If citizens in a democracy claim a right to an opinion on anything that affects them some inevitably will vote on the basis of neither fact nor ideological principle, but on the basis of "I don't like it." In the western world, we insist on an absolute right to "not like it" in spite of everything. Social media has exacerbated this only to the extent that it has created new areas where that right can be asserted and enforced against all comers. That such dislike doesn't have to justify itself with fact or reason is a problem predating our modern troubles, and neither the  "enhanced rules and regulations for communication" advocated by Rosenfeld nor Bell's proposal to "restrain the economic power of the companies that profit most directly from populist attacks on epistemological authority" promises to get to the heart of that problem. At a certain stage of democracy, perhaps nothing can.

05 February 2019

The Gray Area

The angry English prophet of muddling through life, John Gray, has published another book. Seven Types of Atheism, as described by Christopher Beha in the February 21 New York Review of Books, covers not only the "New Atheists" Gray has often criticized but also secular humanists, scientific rationalists, progressive ideologues (Marxist or otherwise), misotheists (who hate the idea and character of the Abrahamic god), materialists and skeptics. The last two categories are the most acceptable to Gray because they reject idealism and the overly-optimistic redemption narrative of Christian culture. They do not seek the elimination of religion from society, while those who do, Gray has argued before, simply substitute a secular or scientist myth of permanent progress for the Christian original and thus are no better. Indeed, Gray often argues that the New Atheists are worse, not only misunderstanding the true purpose of myth but failing to comprehend the importance of myth to coping with objectively futile existence. In place of religious or secular crusades Gray recommends a contemplative life, aspiring to an "inner freedom" indifferent to forms of government and other causes of worry or anger.

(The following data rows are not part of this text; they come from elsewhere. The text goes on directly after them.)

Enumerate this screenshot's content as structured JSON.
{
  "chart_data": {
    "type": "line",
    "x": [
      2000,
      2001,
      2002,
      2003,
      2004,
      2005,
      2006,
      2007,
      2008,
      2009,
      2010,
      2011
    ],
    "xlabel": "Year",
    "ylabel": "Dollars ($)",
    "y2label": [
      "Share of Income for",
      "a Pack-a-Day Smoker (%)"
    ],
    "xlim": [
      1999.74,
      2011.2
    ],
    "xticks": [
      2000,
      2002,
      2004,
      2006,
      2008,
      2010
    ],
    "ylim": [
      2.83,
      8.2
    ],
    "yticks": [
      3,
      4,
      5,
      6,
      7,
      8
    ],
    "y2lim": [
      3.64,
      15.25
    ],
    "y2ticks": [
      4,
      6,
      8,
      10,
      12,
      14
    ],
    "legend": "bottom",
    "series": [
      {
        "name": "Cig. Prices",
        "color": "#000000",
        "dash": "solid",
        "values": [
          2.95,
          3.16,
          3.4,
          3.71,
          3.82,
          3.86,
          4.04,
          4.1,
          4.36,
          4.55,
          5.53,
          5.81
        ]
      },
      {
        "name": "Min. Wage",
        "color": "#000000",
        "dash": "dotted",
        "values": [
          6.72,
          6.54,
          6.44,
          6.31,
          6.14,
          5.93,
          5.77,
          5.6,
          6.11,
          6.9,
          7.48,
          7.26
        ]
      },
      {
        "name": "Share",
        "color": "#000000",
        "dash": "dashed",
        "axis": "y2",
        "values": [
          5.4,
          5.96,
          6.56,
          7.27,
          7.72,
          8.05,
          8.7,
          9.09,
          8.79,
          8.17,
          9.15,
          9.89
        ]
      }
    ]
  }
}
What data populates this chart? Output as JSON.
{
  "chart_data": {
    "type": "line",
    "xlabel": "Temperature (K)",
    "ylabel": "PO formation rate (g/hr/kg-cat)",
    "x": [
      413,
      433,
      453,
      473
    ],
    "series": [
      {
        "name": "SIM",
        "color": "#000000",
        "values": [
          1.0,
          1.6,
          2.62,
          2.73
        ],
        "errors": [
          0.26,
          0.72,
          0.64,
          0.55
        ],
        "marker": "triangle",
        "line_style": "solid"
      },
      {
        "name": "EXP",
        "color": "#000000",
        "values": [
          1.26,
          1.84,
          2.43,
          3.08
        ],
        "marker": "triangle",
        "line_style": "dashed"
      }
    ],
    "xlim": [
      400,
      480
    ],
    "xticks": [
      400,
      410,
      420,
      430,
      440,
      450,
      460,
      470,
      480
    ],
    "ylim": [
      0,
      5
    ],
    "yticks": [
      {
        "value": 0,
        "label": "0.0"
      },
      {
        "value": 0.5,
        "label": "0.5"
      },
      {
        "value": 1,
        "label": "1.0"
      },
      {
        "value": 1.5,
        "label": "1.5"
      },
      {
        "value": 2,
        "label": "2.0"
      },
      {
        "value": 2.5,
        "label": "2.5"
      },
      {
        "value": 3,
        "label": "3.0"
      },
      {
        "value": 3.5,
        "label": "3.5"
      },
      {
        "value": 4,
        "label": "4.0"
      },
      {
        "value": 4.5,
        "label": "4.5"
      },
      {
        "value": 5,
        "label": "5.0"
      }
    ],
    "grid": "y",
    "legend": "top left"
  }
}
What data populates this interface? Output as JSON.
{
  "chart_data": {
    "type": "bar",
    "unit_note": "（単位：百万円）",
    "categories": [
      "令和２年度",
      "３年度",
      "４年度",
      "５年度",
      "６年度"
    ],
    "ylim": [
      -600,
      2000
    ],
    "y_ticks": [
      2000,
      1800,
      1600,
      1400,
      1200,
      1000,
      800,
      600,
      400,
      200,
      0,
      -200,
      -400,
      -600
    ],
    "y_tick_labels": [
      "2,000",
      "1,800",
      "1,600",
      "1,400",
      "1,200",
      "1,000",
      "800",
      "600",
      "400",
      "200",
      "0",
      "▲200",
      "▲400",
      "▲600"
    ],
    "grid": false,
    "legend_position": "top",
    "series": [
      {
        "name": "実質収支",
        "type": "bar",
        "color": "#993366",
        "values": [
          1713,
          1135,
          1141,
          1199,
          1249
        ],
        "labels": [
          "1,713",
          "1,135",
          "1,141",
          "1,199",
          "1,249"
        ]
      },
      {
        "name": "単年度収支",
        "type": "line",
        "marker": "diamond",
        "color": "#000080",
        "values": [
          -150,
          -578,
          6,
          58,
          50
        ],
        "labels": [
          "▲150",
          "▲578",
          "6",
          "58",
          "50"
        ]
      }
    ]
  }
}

Beha clearly isn't happy with the political implications of what he calls Gray's quietism. He acknowledges that Gray allows for ameliorative political action, but observes that "motivating even these narrow but necessary acts often requires a grand vision of the possibilities for permanent change." People need to believe that positive change is irreversible, but Gray doesn't allow for that. He doesn't  quite endorse the old cyclical view of history, but he rejects the "whiggish" notion of inevitable progress. Gray's error -- if not Beha's-- , so it seems from this second-hand glance, is his assumption that modern political ideology  assumes that progress must be permanent. Since Macchiavelli's time, depending on who you read, political thinkers have been all too conscious of the cyclical nature of history but have tried to beat the system. Centuries of small-r republican theory have been dedicated to contriving a political order to prevent the sort of decadence the ancients believed to be inevitable. Marxist-Leninists have been similarly preoccupied with the danger of backsliding, arguably to an irrational degree in their zeal to root out counterrevolutionaries, capitalist-roaders etc. Their concerns are not really analogous to the scriptual monotheists' obsession with heresy. Modern liberalism of the sort identified with the Democratic party is perhaps more millenarian in this sense in its faith that a bureaucratic welfare state can become a perpetual-motion machine permitting all of us to be whatever we want to be without consequences. Political thinking in general has been more realistic in acknowledging a need for active participation by citizens in holding back decadence and corruption. I'm not ready to concede that this is merely some variant of evangelical zeal, as Gray may believe, simply because it works from the assumption that nothing we do is irreversible. If liberals like Beha acknowledged as much, they might have less reason to worry about what pessimists like Gray think.